Profiles of Alzheimer's caregivers in Spain: social, educational and laboral characteristics
Although early‐onset cases are rising 1, the amount of people who suffer from AD is continuously increasing due to the population growth of the main risk group, older people, thanks to the improvements in life expectancy. In 2012, the European Commission 2 published a prediction about population changes for the following 50 years, with various scenarios regarding the increase in public expenditure on health care between 2010 and 2060. The percentage of people aged 65 and over will rise from 17% to 30%, and the percentage of the population over 80 will increase from 5% to 12%. The increment in expenditure in the 11 scenarios proposed by the Commission ranges from a slight decrease of −0.2% in public pension expenditure of the GDP (with Constant Health scenario for the case of Bulgaria) to an increase of 5.1% (with the Nondemographic Determinants scenario for the case of Malta).
The prevalence of dementia is expanding rapidly 3. It is estimated that 35.6 million people lived with dementia worldwide in 2010, with numbers expected to almost double every 20 years, to 65.7 million by 2030 and 115.4 million by 2050. Age‐standardised prevalence for those aged over 60 years varied within a narrow band, 5–7%, in most world regions 4. The prevalence of dementia is significantly higher in women 5 and increases with age, particularly for AD. In Spain, the number of people with AD is about 650 774, with a prevalence of 6.15%. In general, prevalence in the different regions of Spain 6 lies within the range of 4.91–8.06%, and in the area where the present study was carried out, this figure is 5.63%, with an estimation of 94 805 cases of AD.
People with dementia need health care and especially long‐term care (LTC) to assist them in activities of daily living 7. LTC services involve the organisation and delivery of a broad range of services and assistance on a daily basis over an extended period of time. In most cases, this LTC is provided by a caregiver within the family 8, because when public or private services are available (usually in developed countries), they have been created to help maintain the ageing person within the family environment 9. Caregiving should be a concern for communities, governments and society as a whole and not only the responsibility of the family; however, in practice, this is the reality encountered.
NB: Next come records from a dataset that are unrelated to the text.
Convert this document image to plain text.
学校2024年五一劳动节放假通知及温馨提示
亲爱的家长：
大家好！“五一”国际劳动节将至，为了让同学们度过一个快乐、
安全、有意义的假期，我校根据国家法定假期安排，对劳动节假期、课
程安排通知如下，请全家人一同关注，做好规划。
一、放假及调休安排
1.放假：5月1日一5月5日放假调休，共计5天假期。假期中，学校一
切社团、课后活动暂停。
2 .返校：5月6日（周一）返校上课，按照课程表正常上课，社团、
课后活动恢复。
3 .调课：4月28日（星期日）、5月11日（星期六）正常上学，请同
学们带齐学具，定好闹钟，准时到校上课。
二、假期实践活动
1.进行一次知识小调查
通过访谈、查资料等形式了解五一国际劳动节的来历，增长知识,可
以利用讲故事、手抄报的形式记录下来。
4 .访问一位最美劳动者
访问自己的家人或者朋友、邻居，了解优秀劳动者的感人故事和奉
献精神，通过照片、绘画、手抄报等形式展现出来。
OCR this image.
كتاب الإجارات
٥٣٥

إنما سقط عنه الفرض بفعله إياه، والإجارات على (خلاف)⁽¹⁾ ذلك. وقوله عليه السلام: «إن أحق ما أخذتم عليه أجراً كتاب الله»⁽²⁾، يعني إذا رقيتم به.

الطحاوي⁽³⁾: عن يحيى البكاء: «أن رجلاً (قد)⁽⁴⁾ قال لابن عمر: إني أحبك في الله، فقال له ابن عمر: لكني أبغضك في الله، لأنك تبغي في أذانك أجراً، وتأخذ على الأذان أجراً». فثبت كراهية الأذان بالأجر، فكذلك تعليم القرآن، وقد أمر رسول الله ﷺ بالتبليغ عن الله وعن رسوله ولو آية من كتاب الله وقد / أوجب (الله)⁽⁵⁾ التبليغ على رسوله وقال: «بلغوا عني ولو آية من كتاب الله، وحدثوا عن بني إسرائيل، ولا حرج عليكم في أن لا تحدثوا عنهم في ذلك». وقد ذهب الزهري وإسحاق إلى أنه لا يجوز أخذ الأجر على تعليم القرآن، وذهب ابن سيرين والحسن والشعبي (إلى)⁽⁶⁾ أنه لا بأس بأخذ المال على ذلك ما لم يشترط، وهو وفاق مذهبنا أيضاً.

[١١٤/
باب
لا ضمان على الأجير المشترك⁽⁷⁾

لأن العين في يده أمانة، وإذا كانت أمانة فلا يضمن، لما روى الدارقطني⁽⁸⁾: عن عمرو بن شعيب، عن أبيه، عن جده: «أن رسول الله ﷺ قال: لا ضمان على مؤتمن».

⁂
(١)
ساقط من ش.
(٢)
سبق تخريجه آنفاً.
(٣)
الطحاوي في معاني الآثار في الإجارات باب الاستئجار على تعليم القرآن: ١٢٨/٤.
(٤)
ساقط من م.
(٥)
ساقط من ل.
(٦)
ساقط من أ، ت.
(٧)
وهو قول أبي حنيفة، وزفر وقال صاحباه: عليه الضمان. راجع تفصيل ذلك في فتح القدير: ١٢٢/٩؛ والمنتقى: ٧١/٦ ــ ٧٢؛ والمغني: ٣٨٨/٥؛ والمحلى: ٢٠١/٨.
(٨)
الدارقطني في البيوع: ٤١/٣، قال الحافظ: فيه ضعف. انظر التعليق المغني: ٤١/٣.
Provision of LTC implies consequences for the caregiver, especially for the main caregiver 10, whose free time is increasingly reduced as the disease progresses, which results in the imposition of an ever‐heavier burden 11, and an increased risk of poor health 16. This increased risk is attenuated after adjustment for socio‐economic position and particularly after adjustment for differences in employment status; it is clear that socio‐economic factors influence caregiver's health 18.
Therefore, when we talk about dementia, the question arises: Who takes care of whom? The extended family kinship system, which was common in the past, has given way to a smaller family system, where the caregiver has no respite through the sharing of the caregiving 19 with other family members.